2. 高額療養費の支給例
次のケースで、高額療養費がいくら支給されるのか計算してみます。
2.1 <ケース1>
- 年収500万円の会社員Aさん(40歳)
- 1ヵ月の医療費80万円
自己負担限度額:8万100円+(80万円-26万7000円)×1%=8万5430円
高額療養費
- Aさんの医療費の負担割合は3割なので実際の負担額は24万円
- 24万円-8万5430円=15万4570円
高額療養費として15万4570円が払い戻されます。
2.2 <ケース2>
- 年収800万円の会社員Bさん(45歳)
- 1ヵ月の医療費100万円(差額ベッド代20万円を含む)
自己負担限度額
- 差額ベッド代は医療費に含まないため80万円となる
- 16万7400円+(80万円-55万8000円)×1%=16万9820円
高額療養費
- Bさんの医療費の負担割合は3割なので実際の負担額は24万円
- 24万円-16万9820円=7万180円
高額療養費として7万180円が払い戻されます。
2.3 <ケース3>
- 所得区分が一般のCさん(80歳)とDさん(75歳)夫婦
- 夫婦の1ヵ月の医療費
・Cさんの医療費
50万円(甲病院入院)
・Dさんの医療費
- 8万円(乙病院通院)
- 4万円(丙クリニック通院)
世帯合算後の自己負担額
- CさんもDさんも自己負担割合は1割
- 5万円(Cさん)+8000円(Dさん)+4000円(Dさん)=6万2000円
世帯ごとの自己負担限度額5万7600円
高額療養費
6万2000円-5万7600円=4400円
高額療養費として4400円が払い戻されます。
2.4 <ケース4>
- 共働きのEさん(35歳)とFさん(32歳)夫婦
- Eさんは年収600万円でA健康保険組合に加入
- Fさんは年収400万円でB健康保険組合に加入
- Eさんの1ヵ月の医療費20万円(実際の負担額は6万円)
- Fさんの1ヵ月の医療費10万円(実際の負担額は3万円)
同一世帯であれば、2万1000円以上の自己負担額が複数あれば合算ができますが、EさんとFさんは別々の健康保険組合に加入しているため、同一世帯とはならず合算できません。
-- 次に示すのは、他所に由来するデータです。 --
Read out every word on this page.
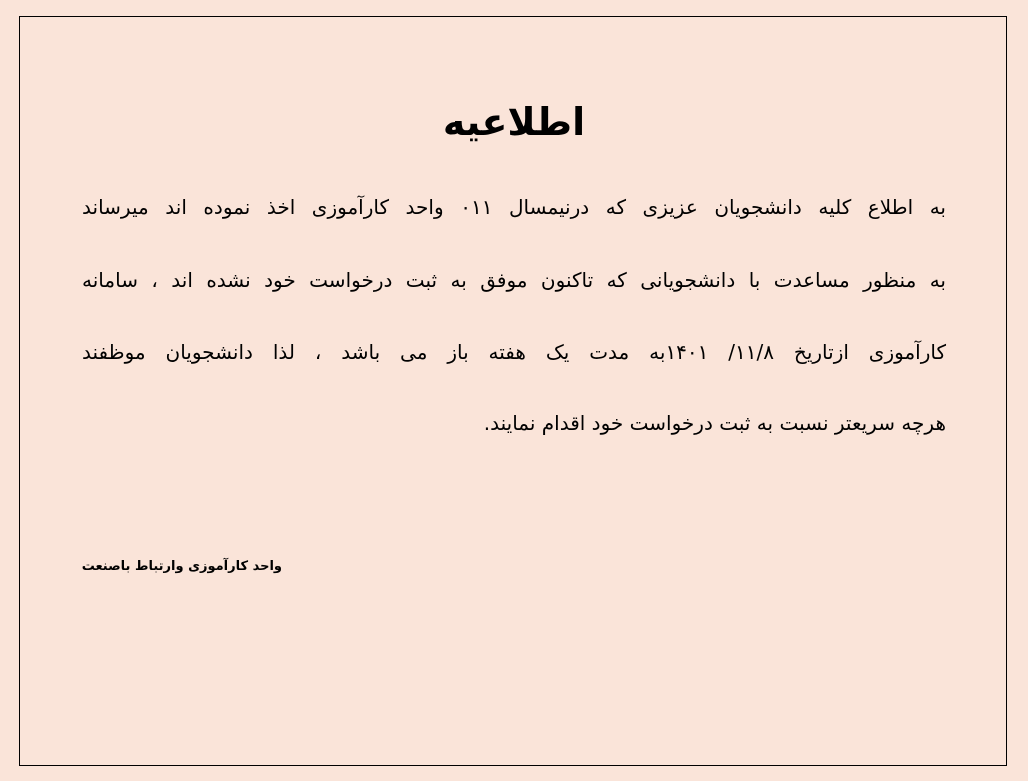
اطلاعیه
به اطلاع کلیه دانشجویان عزیزی که درنیمسال ۰۱۱ واحد کارآموزی اخذ نموده اند میرساند
به منظور مساعدت با دانشجویانی که تاکنون موفق به ثبت درخواست خود نشده اند ، سامانه
کارآموزی ازتاریخ ۱۱/۸/ ۱۴۰۱به مدت یک هفته باز می باشد ، لذا دانشجویان موظفند
هرچه سریعتر نسبت به ثبت درخواست خود اقدام نمایند.
واحد کارآموزی وارتباط باصنعت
各々では自己負担限度額に届かないため、高額療養費の支給はありません。
3. 所得区分が変わると医療費の負担が大きく増える
70歳未満の医療費の負担割合は3割なので、自己負担額が大きくなる傾向があります。
所得の段階に応じて自己負担限度額が設定されていますが、70歳未満の場合、それぞれの所得区分は5段階に分かれます。
日本の平均年収から考えて割合が多い「年収約370~約770万円」はおよそ8万円であるのに対し、その上の所得区分「年収約770~約1160万円」になると、およそ17万円となり、自己負担限度額が倍以上になっています。
年収約1160万円以上になるとおよそ25万円になります。
高所得になればなるほど割合は少なくなっていきますが、年収770万円は高所得というには厳しい年収であるように思います。
年収770万円は手取りにすると約572万円です。
決して余裕があるとはいえないでしょう。
年収769万円では自己負担限度額が約8万円であるのに対し、1万円増えて年収770万円になると自己負担限度額が約17万円になります。
どこかで区切る必要がある以上仕方のないことですが、自己負担額の増え方が急である点は認識しておくといいでしょう。